À court terme, le MDDEP respectera sans doute les ententes signées et poursuivra les programmes amorcés.  Mais contrairement à Recyc-Québec dont la sensibilisation et l’éducation était le principal objectif, il est à prévoir qu’au fil des années, le MDDEP privilégiera les aspects plus coercitifs de son mandat et que nous assisterons à une disparition lente de la plupart des initiatives de Recyc-Québec.
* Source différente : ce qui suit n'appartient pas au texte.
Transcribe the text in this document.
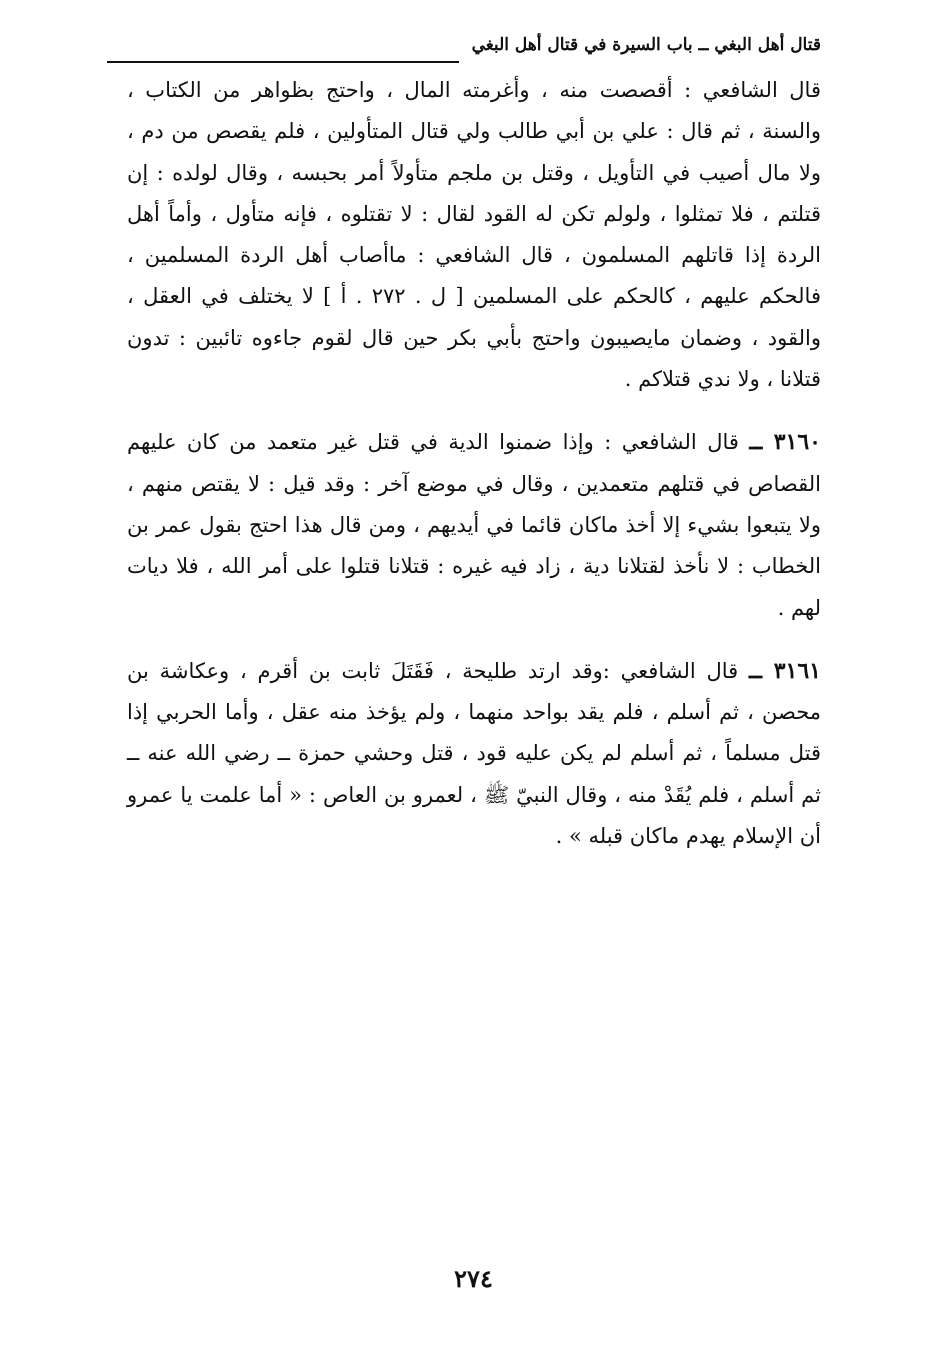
قتال أهل البغي ــ باب السيرة في قتال أهل البغي

قال الشافعي : أقصصت منه ، وأغرمته المال ، واحتج بظواهر من الكتاب ، والسنة ، ثم قال : علي بن أبي طالب ولي قتال المتأولين ، فلم يقصص من دم ، ولا مال أصيب في التأويل ، وقتل بن ملجم متأولاً أمر بحبسه ، وقال لولده : إن قتلتم ، فلا تمثلوا ، ولولم تكن له القود لقال : لا تقتلوه ، فإنه متأول ، وأماً أهل الردة إذا قاتلهم المسلمون ، قال الشافعي : ماأصاب أهل الردة المسلمين ، فالحكم عليهم ، كالحكم على المسلمين [ ل . ٢٧٢ . أ ] لا يختلف في العقل ، والقود ، وضمان مايصيبون واحتج بأبي بكر حين قال لقوم جاءوه تائبين : تدون قتلانا ، ولا ندي قتلاكم .

٣١٦٠ ــ قال الشافعي : وإذا ضمنوا الدية في قتل غير متعمد من كان عليهم القصاص في قتلهم متعمدين ، وقال في موضع آخر : وقد قيل : لا يقتص منهم ، ولا يتبعوا بشيء إلا أخذ ماكان قائما في أيديهم ، ومن قال هذا احتج بقول عمر بن الخطاب : لا نأخذ لقتلانا دية ، زاد فيه غيره : قتلانا قتلوا على أمر الله ، فلا ديات لهم .

٣١٦١ ــ قال الشافعي :وقد ارتد طليحة ، فَقَتَلَ ثابت بن أقرم ، وعكاشة بن محصن ، ثم أسلم ، فلم يقد بواحد منهما ، ولم يؤخذ منه عقل ، وأما الحربي إذا قتل مسلماً ، ثم أسلم لم يكن عليه قود ، قتل وحشي حمزة ــ رضي الله عنه ــ ثم أسلم ، فلم يُقَدْ منه ، وقال النبيّ ﷺ ، لعمرو بن العاص : « أما علمت يا عمرو أن الإسلام يهدم ماكان قبله » .

٢٧٤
En ce qui concerne la prétention du Ministre à l’effet que les services à la population seront améliorés par la mise en place d’un « guichet unique », permettez moi d’être sceptique.  C’est comme si nous décidions de réunir les services sociaux et les services policiers sous un même toit : il est permis de douter le l’efficacité des policiers à aider les personnes en quête d’aide psychologique ou de l’envie pour la population de contacter les policiers pour demander de l’aide.  En ce sens, la séparation entre Recyc-Québec et le MDDEP permettait un échange d’information que la nouvelle structure est susceptible de rendre plus ardue.

 

Pour l’instant, le  projet de loi a seulement été déposé et des auditions publiques seront tenues par la Commission des finances publiques entre le 19 janvier et le 3 février 2011.  Reste à voir s’il sera adopté, avec ou sans modification, à temps pour son entrée en vigueur qui est prévue pour le 1er avril 2011.